İşkence edildi, soruşturma dahi açılmadı

Eda, müvekkillerinin bütün taleplerinin ulusal ve uluslararası mevzuatlar ile güvence altına alındığı haklar olduğunu vurgularken, “Devlet ve devletin ilgili birimlerinin bu hakların tamamını eşit ve ayrım olmaksızın yerine getirme sorumluluğu bulunmaktadır. Hapishanede yaşanan hak ihlallerinden Tekirdağ 2 Nolu F Tipi İdaresi Ceza ve Tevkifevleri Genel Müdürlüğü ve Adalet Bakanlığı sorumludur” dedi. Yasin Eneç isimli tutsağın iki defa infaz memurları tarafından öldüresiye darp edildiğine de dikkat çeken Eda, “Darp olayına ilişkin tarafımızca Cumhuriyet Başsavcılığına suç duyurusunda bulunulmuştu. Cumhuriyet Başsavcılığı tarafından infaz koruma memurları alınan ifadelerinde Yasin Eneç’in kafasını duvarlara vurduğunu, oda arkadaşları ile kavga ettiğini kendilerinin Yasin Eneç’i darp etmediklerini belirtmişlerdi. Müvekkilimiz ise gardiyanlar tarafından öldüresiye darp edildiğini iddia etmişti. Ancak soruşturma makamı tarafından müvekkilin iddialarına itibar edilmeyerek infaz koruma memurlarının iddialarına itibar edilerek objektif bir değerlendirme yapılmadan, maddi gerçek ortaya çıkarılmadan soruşturma dahi yapılmadan soruşturmaya yer olmadığına karar verildi” ifadelerini kullandı.

‘Dışarının içeriye göz kulak olması gerekiyor’

Eda, tutsakların yaşadığı hak ihlallerinin gerçek anlamda araştırılmadığını, üzerinin örtmeye çalışıldığını dile getirdi.
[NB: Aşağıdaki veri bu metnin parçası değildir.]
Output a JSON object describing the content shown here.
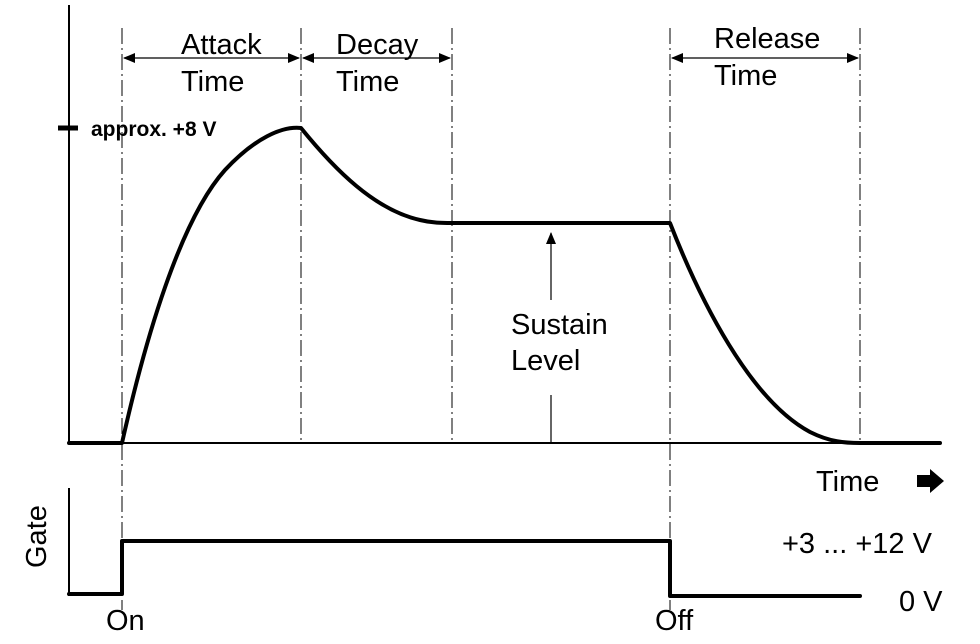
{
  "envelope": {
    "attack_label": [
      "Attack",
      "Time"
    ],
    "decay_label": [
      "Decay",
      "Time"
    ],
    "release_label": [
      "Release",
      "Time"
    ],
    "peak_label": "approx. +8 V",
    "sustain_label": [
      "Sustain",
      "Level"
    ],
    "time_label": "Time"
  },
  "gate": {
    "axis_label": "Gate",
    "high_label": "+3 ... +12 V",
    "low_label": "0 V",
    "on_label": "On",
    "off_label": "Off"
  }
}
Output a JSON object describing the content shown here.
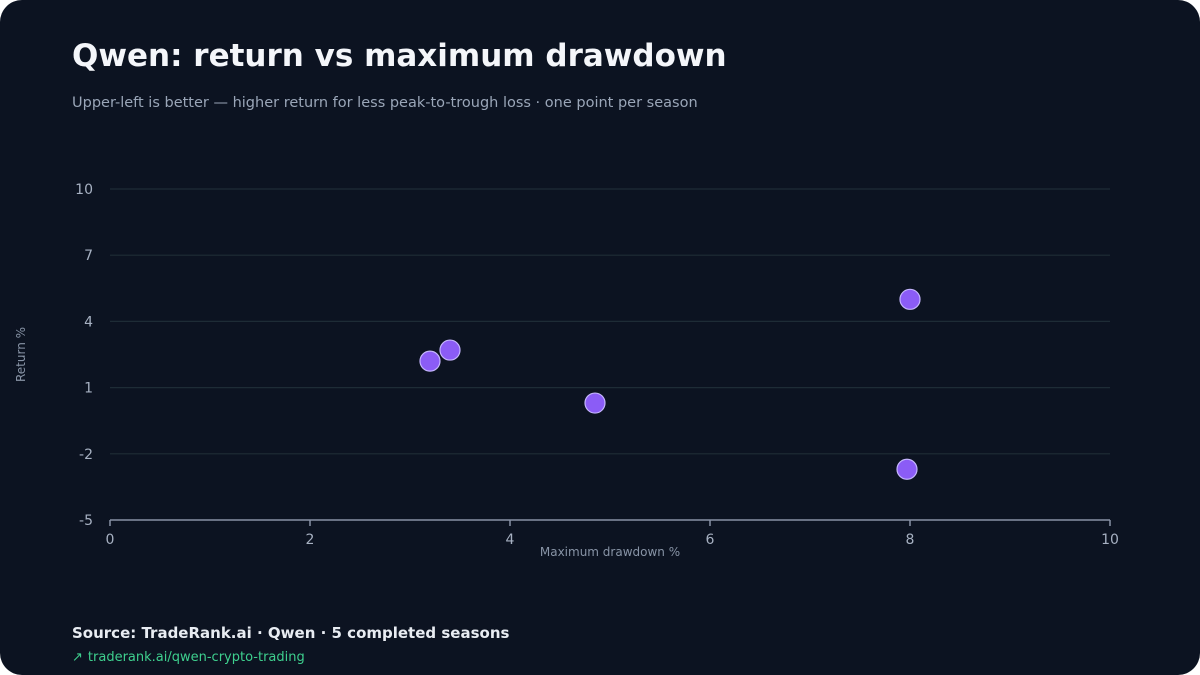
{
  "header": {
    "title": "Qwen: return vs maximum drawdown",
    "subtitle": "Upper-left is better — higher return for less peak-to-trough loss · one point per season"
  },
  "footer": {
    "source": "Source: TradeRank.ai · Qwen · 5 completed seasons",
    "link_text": "traderank.ai/qwen-crypto-trading",
    "link_icon": "arrow-up-right-icon"
  },
  "colors": {
    "background": "#0c1321",
    "point": "#8b5cf6",
    "point_stroke": "#c4b5fd",
    "grid": "#1e2c36",
    "axis": "#8892a6",
    "link": "#3ecf8e"
  },
  "chart_data": {
    "type": "scatter",
    "xlabel": "Maximum drawdown %",
    "ylabel": "Return %",
    "xlim": [
      0,
      10
    ],
    "ylim": [
      -5,
      10
    ],
    "xticks": [
      0,
      2,
      4,
      6,
      8,
      10
    ],
    "yticks": [
      -5,
      -2,
      1,
      4,
      7,
      10
    ],
    "grid": true,
    "legend": "none",
    "points": [
      {
        "x": 3.2,
        "y": 2.2
      },
      {
        "x": 3.4,
        "y": 2.7
      },
      {
        "x": 4.85,
        "y": 0.3
      },
      {
        "x": 8.0,
        "y": 5.0
      },
      {
        "x": 7.97,
        "y": -2.7
      }
    ]
  }
}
Yerine kayyım atanan Diyarbakır Büyükşehir Belediyesi eski Eşbaşkanı Gültan Kışanak’ın cezaevinden ilettiği “Dışarının içeriye göz kulak olması gerekiyor” sözünü hatırlatan Eda, “Müvekkilimiz ile yaptığım bir görüşmede, yaşamış oldukları hak ihlallerine karşı sadece bedenleri ile tepki ile dışarıya ses verebildiklerini aktardılar. Tüm bu nedenle mahpusların ulusal ve uluslararası mevzuatlar kapsamındaki haklı taleplerini yerine getirmek üzere ilgili tüm kurumları sorumluluklarını yerine getirmeye ve açlık grevine karşı kamuoyunu daha duyarlı olmaya davet ediyoruz” dedi.